Asiya (name changed), who sat in protest in a tent in Gezi Park, almost since the first protests began in late May, put it this way, "As women and as residents of Istanbul, we want access to our streets and parks. We want our city to be protected against vested interests. The Gezi Park struggle symbolises this desire." She smiled as she said this. When I asked whether she feared for her life, she smiled again, "We have been here for two weeks and have been able to keep the police out of Gezi Park for over a fortnight. That in itself is a big accomplishment. Despite Erdogan's threats, I feel very safe here."

A member of the Istanbul Feminist Association echoed Asiya, "We are against patriarchy and capitalism. This government represents both." She did not see the struggle as a repeat of Cairo's Tahrir Square demonstrations of 2011, preferring to compare it with the popular uprisings in Greece after the imposition of austerity measures. As for the prime minister, she was dismissive, "Many of his famous '50 per cent' supporters were with us. He kept threatening us, but this movement cannot die because it is about every person's right to the city. Already our resistance has dented Erdogan's authority; exposed his repressive, anti-democratic character."

She estimated that at least 50,000 people were present at some point or other in the Gezi Park during the stand-off. They comprised a loose coalition of 150-odd groups, ranging from professional bodies and commercial associations to feminists, LBGT activists, trade unions and left-wing intellectuals. A collective, the Takshim Solidarity Platform, generated regular bulletins on events. Women were conspicuous - not just by their presence but their activism. Some more elderly made it a point to visit every day, bearing small gifts of food or quilts to make life a bit easier for "these youngsters who are suffering for all of us", as one woman put it.

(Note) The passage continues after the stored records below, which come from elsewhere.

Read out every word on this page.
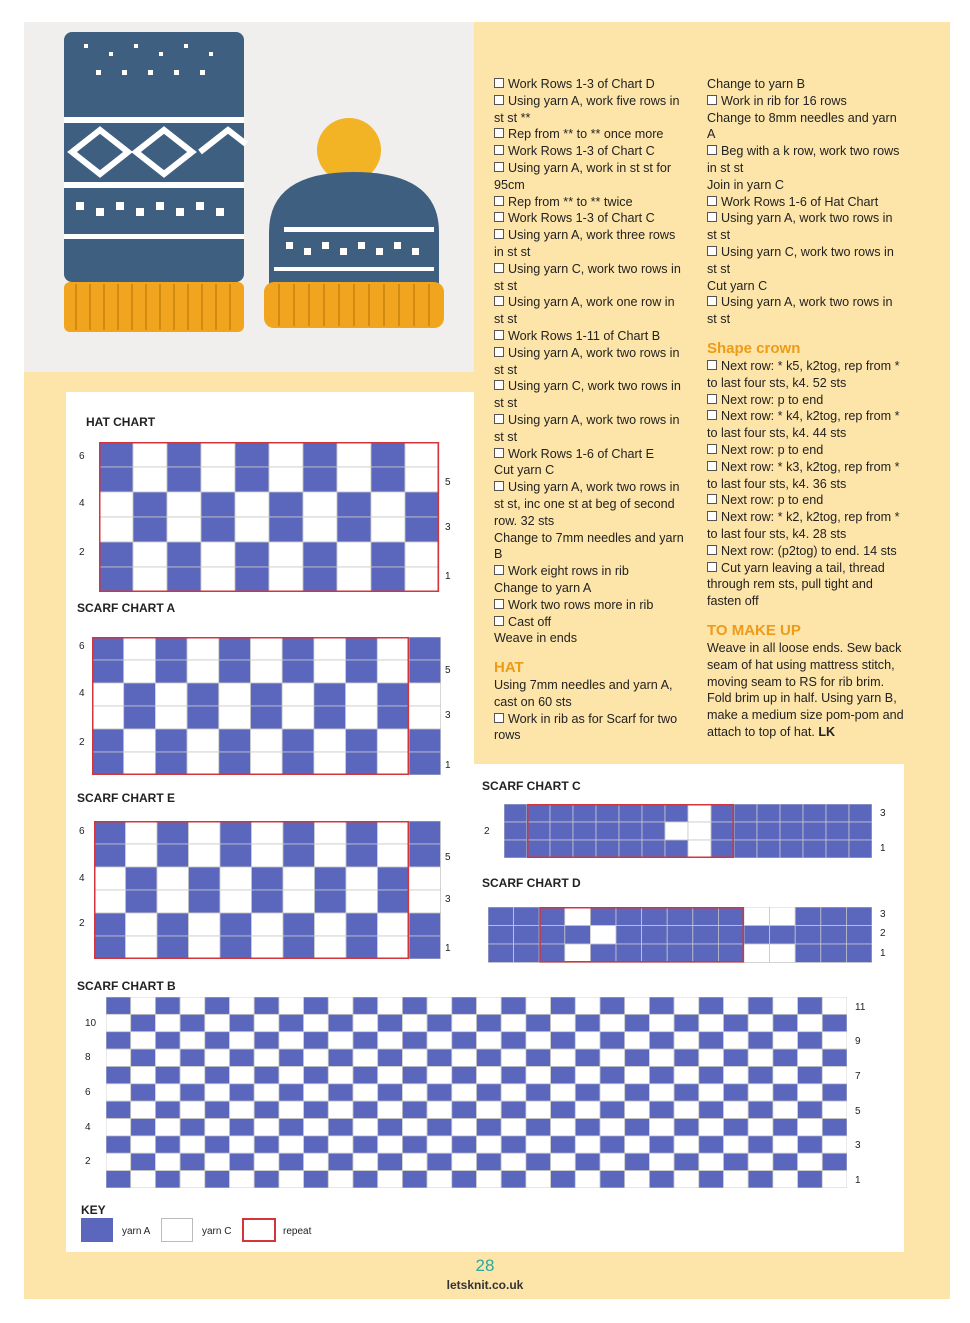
Work Rows 1-3 of Chart D

Using yarn A, work five rows in st st **

Rep from ** to ** once more

Work Rows 1-3 of Chart C

Using yarn A, work in st st for 95cm

Rep from ** to ** twice

Work Rows 1-3 of Chart C

Using yarn A, work three rows in st st

Using yarn C, work two rows in st st

Using yarn A, work one row in st st

Work Rows 1-11 of Chart B

Using yarn A, work two rows in st st

Using yarn C, work two rows in st st

Using yarn A, work two rows in st st

Work Rows 1-6 of Chart E

Cut yarn C

Using yarn A, work two rows in st st, inc one st at beg of second row. 32 sts

Change to 7mm needles and yarn B

Work eight rows in rib

Change to yarn A

Work two rows more in rib

Cast off

Weave in ends

HAT

Using 7mm needles and yarn A, cast on 60 sts

Work in rib as for Scarf for two rows

Change to yarn B

Work in rib for 16 rows

Change to 8mm needles and yarn A

Beg with a k row, work two rows in st st

Join in yarn C

Work Rows 1-6 of Hat Chart

Using yarn A, work two rows in st st

Using yarn C, work two rows in st st

Cut yarn C

Using yarn A, work two rows in st st

Shape crown

Next row: * k5, k2tog, rep from * to last four sts, k4. 52 sts

Next row: p to end

Next row: * k4, k2tog, rep from * to last four sts, k4. 44 sts

Next row: p to end

Next row: * k3, k2tog, rep from * to last four sts, k4. 36 sts

Next row: p to end

Next row: * k2, k2tog, rep from * to last four sts, k4. 28 sts

Next row: (p2tog) to end. 14 sts

Cut yarn leaving a tail, thread through rem sts, pull tight and fasten off

TO MAKE UP

Weave in all loose ends. Sew back seam of hat using mattress stitch, moving seam to RS for rib brim. Fold brim up in half. Using yarn B, make a medium size pom-pom and attach to top of hat. LK

HAT CHART
SCARF CHART A
SCARF CHART E
SCARF CHART C
SCARF CHART D
SCARF CHART B
KEY
yarn A	yarn C	repeat
28
letsknit.co.uk
6
4
2
5
3
1
6
4
2
5
3
1
6
4
2
5
3
1
2
3
1
3
2
1
10
8
6
4
2
11
9
7
5
3
1
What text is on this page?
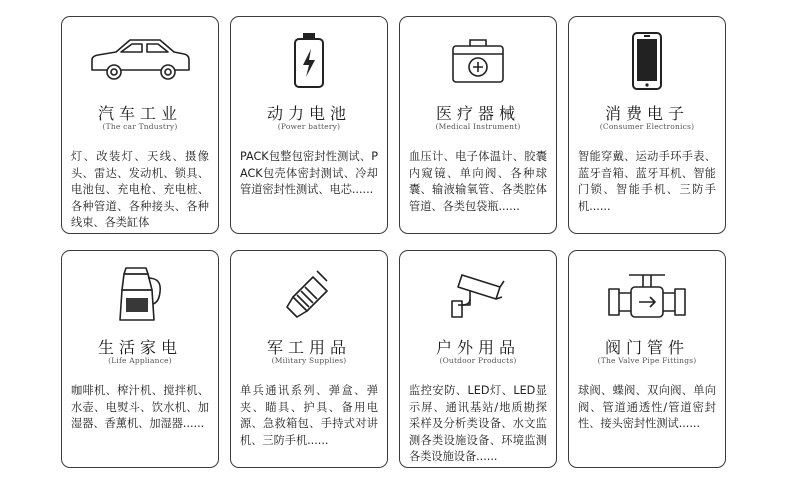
汽车工业
(The car Tndustry)
灯、改装灯、天线、摄像头、雷达、发动机、锁具、电池包、充电枪、充电桩、各种管道、各种接头、各种线束、各类缸体
动力电池
(Power battery)
PACK包整包密封性测试、PACK包壳体密封测试、冷却管道密封性测试、电芯......
医疗器械
(Medical Instrument)
血压计、电子体温计、胶囊内窥镜、单向阀、各种球囊、输液输氧管、各类腔体管道、各类包袋瓶......
消费电子
(Consumer Electronics)
智能穿戴、运动手环手表、蓝牙音箱、蓝牙耳机、智能门锁、智能手机、三防手机......
生活家电
(Life Appliance)
咖啡机、榨汁机、搅拌机、水壶、电熨斗、饮水机、加湿器、香薰机、加湿器......
军工用品
(Military Supplies)
单兵通讯系列、弹盒、弹夹、瞄具、护具、备用电源、急救箱包、手持式对讲机、三防手机......
户外用品
(Outdoor Products)
监控安防、LED灯、LED显示屏、通讯基站/地质勘探采样及分析类设备、水文监测各类设施设备、环境监测各类设施设备......
阀门管件
(The Valve Pipe Fittings)
球阀、蝶阀、双向阀、单向阀、管道通透性/管道密封性、接头密封性测试......
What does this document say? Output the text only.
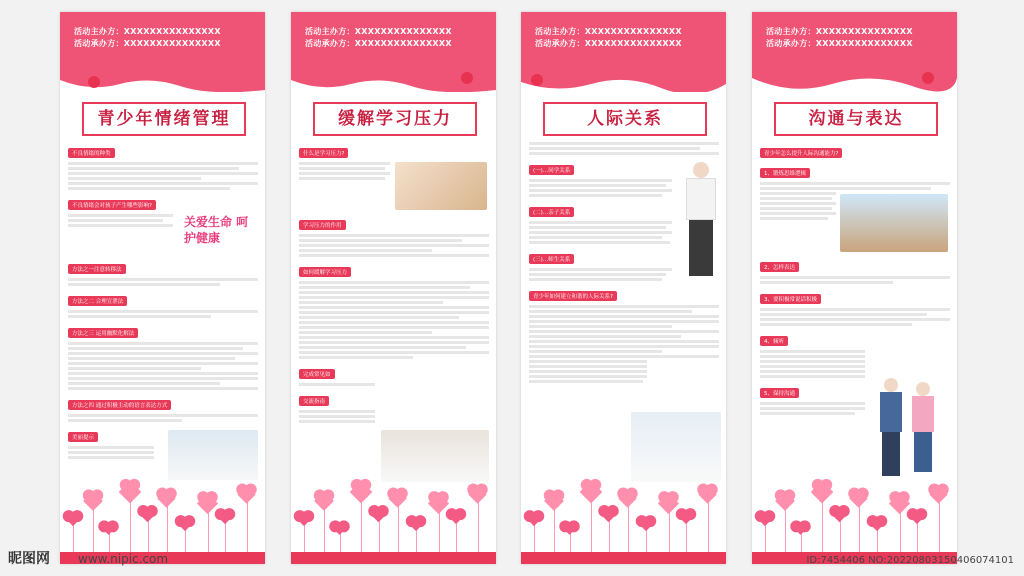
活动主办方：XXXXXXXXXXXXXXX
活动承办方：XXXXXXXXXXXXXXX
青少年情绪管理
不良情绪的种类
不良情绪会对孩子产生哪些影响?
关爱生命 呵护健康
方法之一注意转移法
方法之二 合理宣泄法
方法之三 运用幽默化解法
方法之四 通过积极主动的语言表达方式
美丽提示
活动主办方：XXXXXXXXXXXXXXX
活动承办方：XXXXXXXXXXXXXXX
缓解学习压力
什么是学习压力?
学习压力的作用
如何缓解学习压力
完成常见如
交流指南
活动主办方：XXXXXXXXXXXXXXX
活动承办方：XXXXXXXXXXXXXXX
人际关系
(一)…同学关系
(二)…亲子关系
(三)…师生关系
青少年如何建立和谐的人际关系?
活动主办方：XXXXXXXXXXXXXXX
活动承办方：XXXXXXXXXXXXXXX
沟通与表达
青少年怎么提升人际沟通能力?
1、锻炼思维逻辑
2、怎样表达
3、要积极常说话积极
4、倾听
5、保持沟通
昵图网 www.nipic.com	ID:7454406 NO:20220803150406074101
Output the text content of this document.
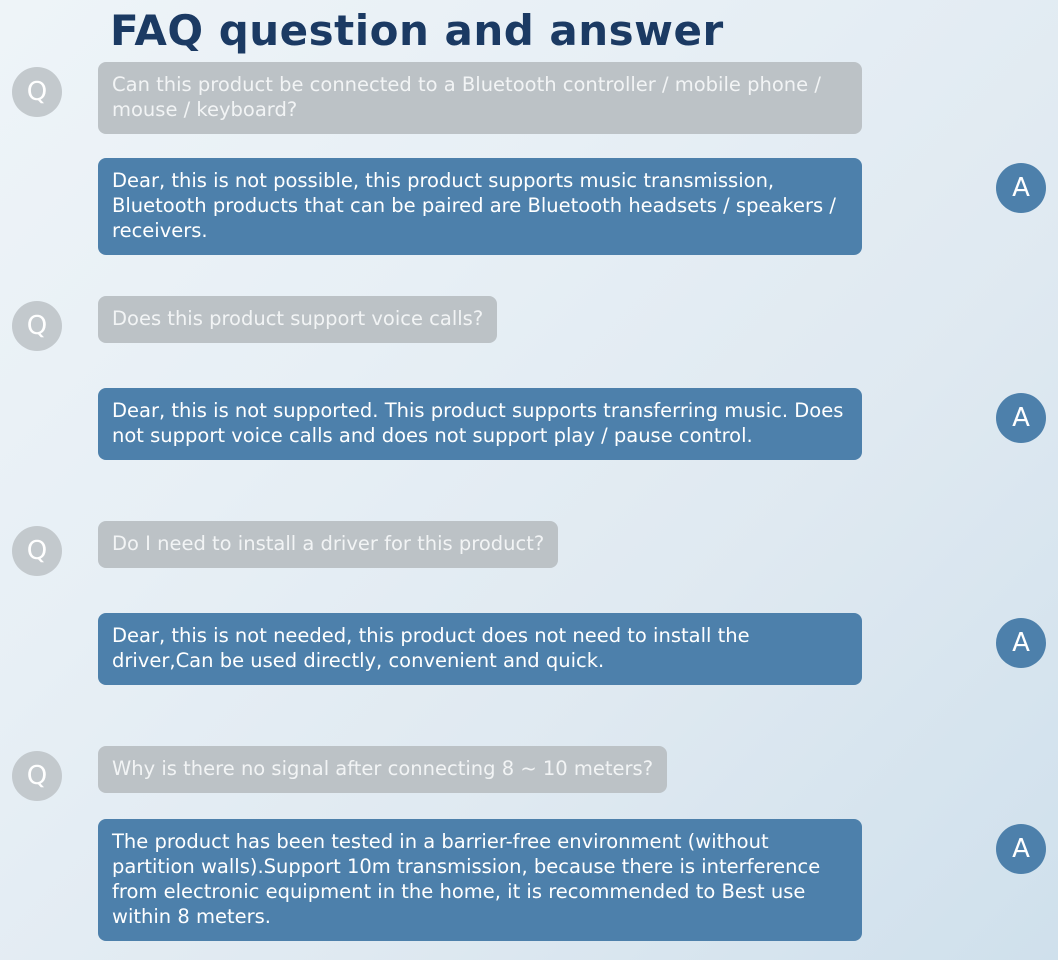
FAQ question and answer
Q	Can this product be connected to a Bluetooth controller / mobile phone / mouse / keyboard?
Dear, this is not possible, this product supports music transmission, Bluetooth products that can be paired are Bluetooth headsets / speakers / receivers.
A
Q	Does this product support voice calls?
Dear, this is not supported. This product supports transferring music. Does not support voice calls and does not support play / pause control.
A
Q	Do I need to install a driver for this product?
Dear, this is not needed, this product does not need to install the driver,Can be used directly, convenient and quick.
A
Q	Why is there no signal after connecting 8 ~ 10 meters?
The product has been tested in a barrier-free environment (without partition walls).Support 10m transmission, because there is interference from electronic equipment in the home, it is recommended to Best use within 8 meters.
A
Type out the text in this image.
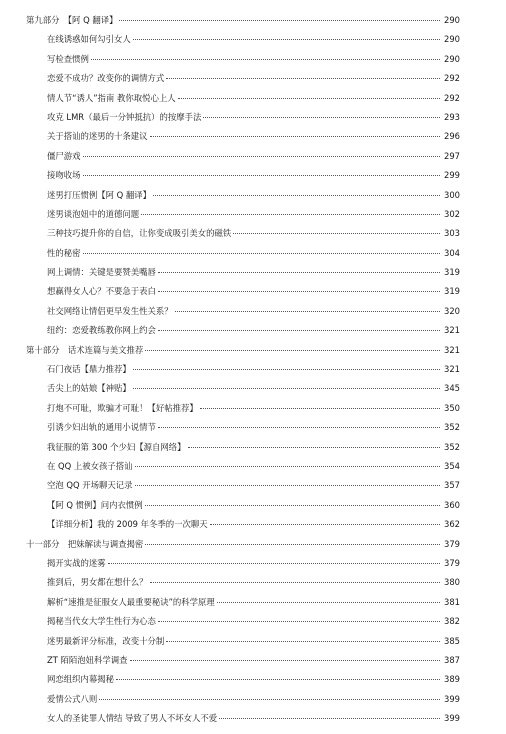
第九部分　【阿 Q 翻译】	290
在线诱惑如何勾引女人	290
写检查惯例	290
恋爱不成功？改变你的调情方式	292
情人节“诱人”指南 教你取悦心上人	292
攻克 LMR（最后一分钟抵抗）的按摩手法	293
关于搭讪的迷男的十条建议	296
僵尸游戏	297
接吻收场	299
迷男打压惯例【阿 Q 翻译】	300
迷男谈泡妞中的道德问题	302
三种技巧提升你的自信，让你变成吸引美女的磁铁	303
性的秘密	304
网上调情：关键是要赞美嘴唇	319
想赢得女人心？不要急于表白	319
社交网络让情侣更早发生性关系？	320
纽约：恋爱教练教你网上约会	321
第十部分　话术连篇与美文推荐	321
石门夜话【鼎力推荐】	321
舌尖上的姑娘【神贴】	345
打炮不可耻，欺骗才可耻！【好帖推荐】	350
引诱少妇出轨的通用小说情节	352
我征服的第 300 个少妇【源自网络】	352
在 QQ 上被女孩子搭讪	354
空泡 QQ 开场聊天记录	357
【阿 Q 惯例】问内衣惯例	360
【详细分析】我的 2009 年冬季的一次聊天	362
十一部分　把妹解读与调查揭密	379
揭开实战的迷雾	379
推到后，男女都在想什么？	380
解析“速推是征服女人最重要秘诀”的科学原理	381
揭秘当代女大学生性行为心态	382
迷男最新评分标准，改变十分制	385
ZT 陌陌泡妞科学调查	387
网恋组织内幕揭秘	389
爱情公式八则	399
女人的圣徒罪人情结 导致了男人不坏女人不爱	399
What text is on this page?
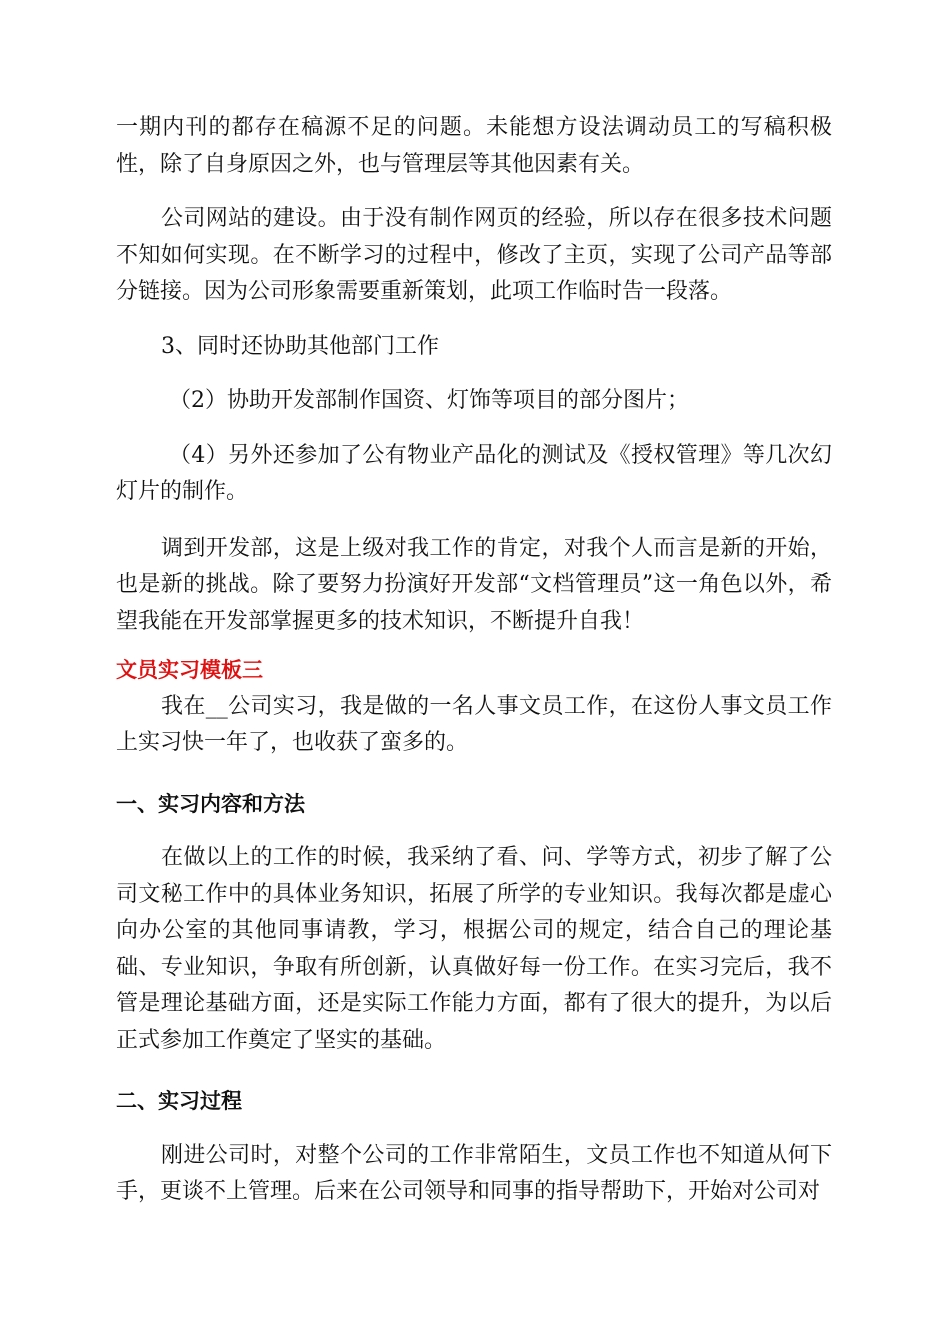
一期内刊的都存在稿源不足的问题。未能想方设法调动员工的写稿积极性，除了自身原因之外，也与管理层等其他因素有关。

公司网站的建设。由于没有制作网页的经验，所以存在很多技术问题不知如何实现。在不断学习的过程中，修改了主页，实现了公司产品等部分链接。因为公司形象需要重新策划，此项工作临时告一段落。

3、同时还协助其他部门工作

（2）协助开发部制作国资、灯饰等项目的部分图片；

（4）另外还参加了公有物业产品化的测试及《授权管理》等几次幻灯片的制作。

调到开发部，这是上级对我工作的肯定，对我个人而言是新的开始，也是新的挑战。除了要努力扮演好开发部“文档管理员”这一角色以外，希望我能在开发部掌握更多的技术知识，不断提升自我！

文员实习模板三

我在__公司实习，我是做的一名人事文员工作，在这份人事文员工作上实习快一年了，也收获了蛮多的。

一、实习内容和方法

在做以上的工作的时候，我采纳了看、问、学等方式，初步了解了公司文秘工作中的具体业务知识，拓展了所学的专业知识。我每次都是虚心向办公室的其他同事请教，学习，根据公司的规定，结合自己的理论基础、专业知识，争取有所创新，认真做好每一份工作。在实习完后，我不管是理论基础方面，还是实际工作能力方面，都有了很大的提升，为以后正式参加工作奠定了坚实的基础。

二、实习过程

刚进公司时，对整个公司的工作非常陌生，文员工作也不知道从何下手，更谈不上管理。后来在公司领导和同事的指导帮助下，开始对公司对
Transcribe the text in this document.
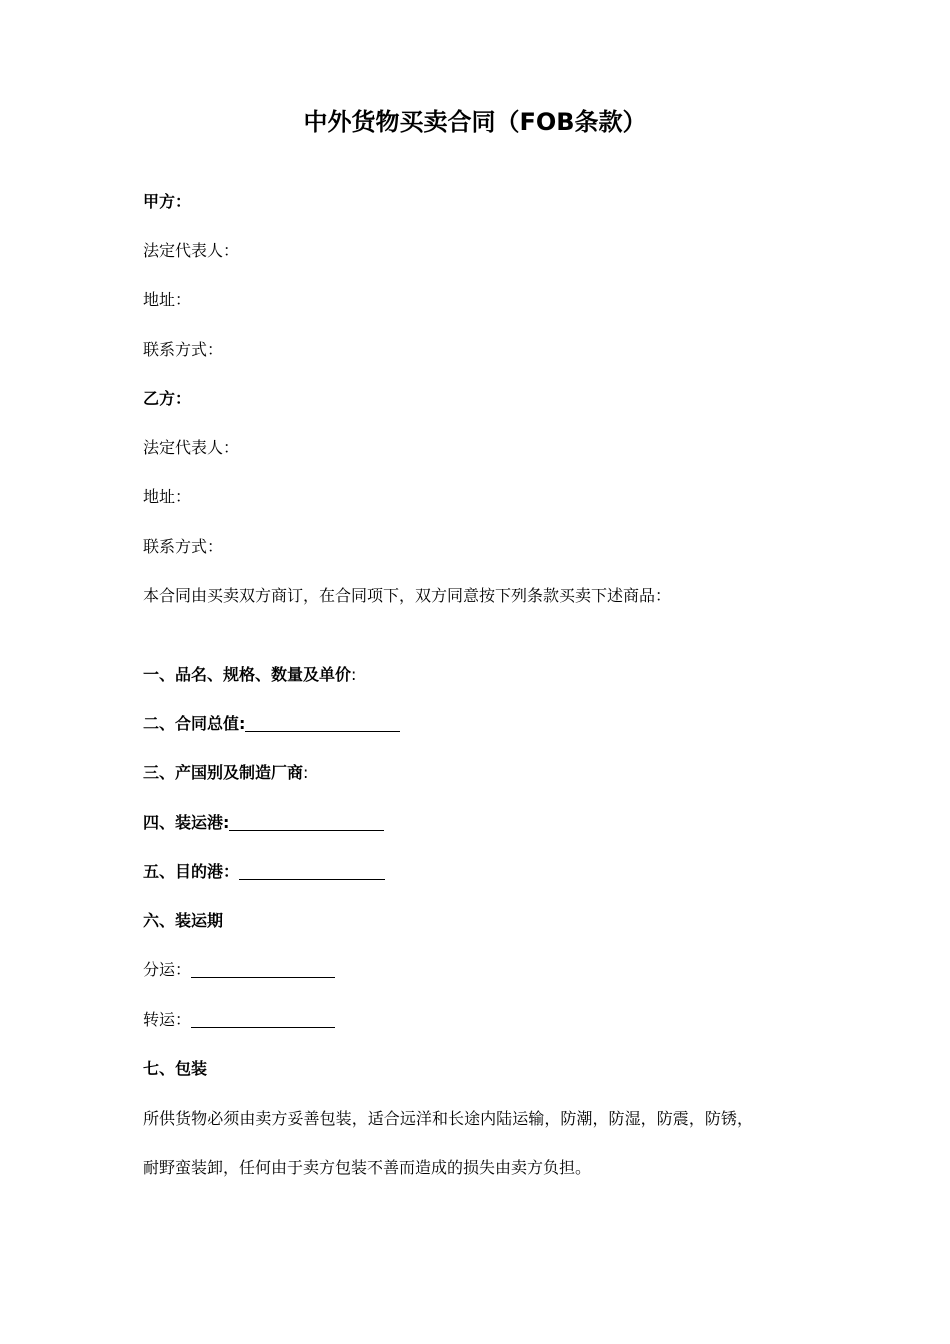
中外货物买卖合同（FOB条款）
甲方：
法定代表人：
地址：
联系方式：
乙方：
法定代表人：
地址：
联系方式：
本合同由买卖双方商订，在合同项下，双方同意按下列条款买卖下述商品：
一、品名、规格、数量及单价:
二、合同总值:
三、产国别及制造厂商:
四、装运港:
五、目的港：
六、装运期
分运：
转运：
七、包装
所供货物必须由卖方妥善包装，适合远洋和长途内陆运输，防潮，防湿，防震，防锈，耐野蛮装卸，任何由于卖方包装不善而造成的损失由卖方负担。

While their critics termed them as "picknickers", the protestors showed their resilience in facing up to pepper gas, water canons, tear gas, sound grenades, and bullets - both live and plastic. Some among them were killed, many more wounded, yet they continued their essentially non-violent protest against the Recep Tayyip Erdogan government's bulldozers and bullets, inspiring those in other Turkish cities to rally around in support.

To keep their spirits going and motivate themselves, they adopted creative practices. Gezi Park, despite the numbers there, was free of litter and every corner of it was enlivened by buntings, posters and flags, as well as impromptu photo exhibitions reliving each day of the uprising. An overturned and wrecked, grafitti-marked police vehicle stood at the entrance to the park, as if to mock the armed might of the state.

There was also a lot of dancing, clapping and singing - mostly in Turkish. But a widely circulating video clip showed a choir of protestors singing the signature score, 'Do you hear the people singing…' from Tom Hooper's award-winning 'Les Miserables'. Then there was a German who drove a massive piano down to the venue in solidarity and played through the night in one famous instance.

As in much of the world, including India, social media proved to be a thorn in the flesh of the authorities by expediting the projection of images and words from ground zero with quicksilver speed. The Erdogan government cracked down hard on the mainstream media, imposing fines on private television companies daring to show protest footage and arresting foreign journalists. But countering Twitter and Facebook proved more daunting.

While Erdogan may pride himself on having successfully quelled the uprising through a mixture of ugly repression and faint attempts at conciliation, the Taksim Square-Gezi Park struggle will go down in Turkish history as an important marker. It will be a reminder that the suzerainty of the Ottamans may have ended, but there are many who aspire for the total control they once exercised; that Mustafa Kemal Ataturk may feature on currency notes but the democratic project he espoused is still unfinished and has, over the years, only assumed more dimensions, including environmental ones. As for the term 'Young Turks', it has gained a whole new meaning. Many of the young Turks who participated in this uprising will certainly go on to preside over the country's future.